• Modeling Mechanism：

  Histamine Phosphate needs to act synergistically with indomethacin to induce a rat model of duodenal ulcer. It strongly promotes gastric acid secretion by binding to H₂ receptors on parietal cells, and synergizes with indomethacin to inhibit duodenal bicarbonate secretion and weaken mucosal defense function, resulting in a sharp increase in acid load in the duodenum, damage to mucosal epithelial cells, and ultimately ulcer formation.

• Related Products：

  Histamine (T0965)

• Modeling Method：

  Experimental Subject：

  Rats, Donryu, Male, Body weight 230-260g, Fasted for 24 hours

  Dosage and Administration Route：

  ① Core modeling: Indomethacin (5 mg/kg) suspended in saline with a trace of Tween 80 via subcutaneous injection (0.5 ml/100g body weight); 30 minutes later, histamine dihydrochloride (40 mg/kg) dissolved in 10% gelatin via subcutaneous injection, 3 doses total with 2.5-hour intervals between doses;
  ② Control treatment: Single subcutaneous injection of indomethacin (5 mg/kg) alone, histamine (40 mg/kg, 3 doses with 2.5-hour intervals) alone, or isovolumetric vehicle (saline with Tween 80/10% gelatin);
  ③ Intervention validation (optional): Cimetidine (3-100 mg/kg) suspended in saline via oral gavage; 16,16-dimethylprostaglandin E₂ (dmPGE₂, 3-30 μg/kg) first dissolved in absolute ethanol then diluted with saline via oral gavage; both administered 30 minutes prior to indomethacin injection

  Dosing Frequency and Duration Model：

  Single indomethacin injection+3 histamine injections (2.5-hour intervals)

• Validation：

  1. Pathological indicators: 1-2 round ulcer lesions (area 9.8±1.4 mm²) in the proximal duodenum with 100% ulcer incidence; a few scattered lesions in the gastric corpus and antrum; 30%-40% of duodenal ulcers penetrated the muscularis mucosae, and a single large round ulcer was still visible after 32 hours; no ulcer formation with indomethacin or histamine alone; 2. Biochemical indicators: Gastric acid secretion significantly increased compared with the control group (peak value 23-25 μEq/15 min for histamine alone, >30 μEq/15 min for combined administration); duodenal basal HCO₃⁻ secretion slightly inhibited, and acid-stimulated HCO₃⁻ secretion completely blocked; 3. Drug intervention validation: Cimetidine (≥10 mg/kg) dose-dependently inhibited ulcer formation and significantly reduced gastric acid secretion; dmPGE₂ (3-30 μg/kg) dose-dependently reduced the area of duodenal and antral ulcers and significantly increased HCO₃⁻ secretion; both reduced the acid load in the duodenum (peak value 24.2±1.6 μEq/30 min in the cimetidine group, 35.1±4.8 μEq/30 min in the dmPGE₂ group).

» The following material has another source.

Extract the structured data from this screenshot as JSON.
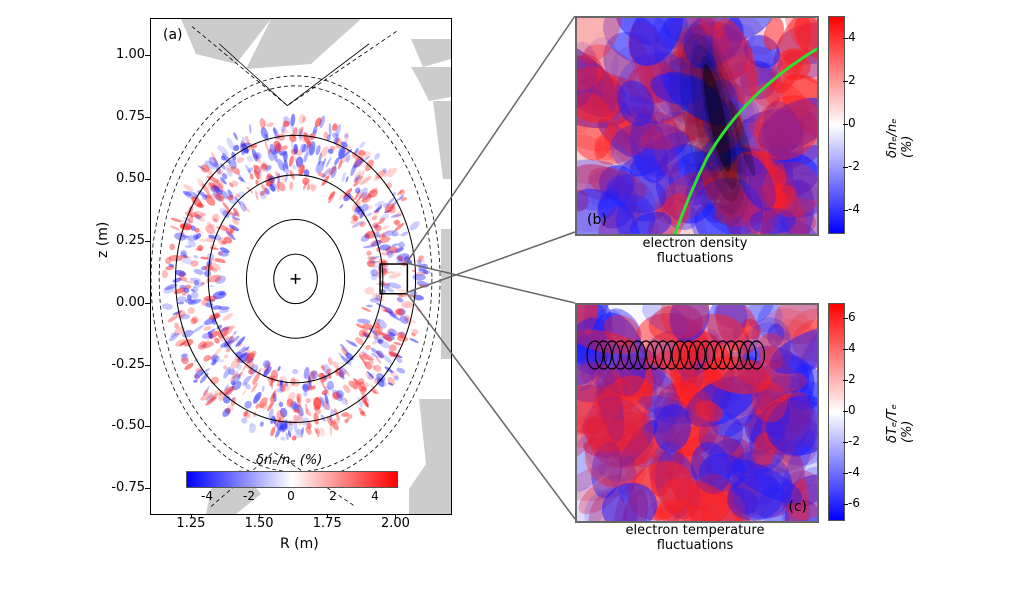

*Precautions： Subjects were euthanized and sampled 8 hours after indomethacin administration; some animals were normally fed for 24 hours after the last histamine injection and sampled 32 hours after indomethacin administration.

*References：Takeuchi K,et,al. A new model of duodenal ulcers induced in rats by indomethacin plus histamine. Gastroenterology. 1986 Mar;90(3):636-45.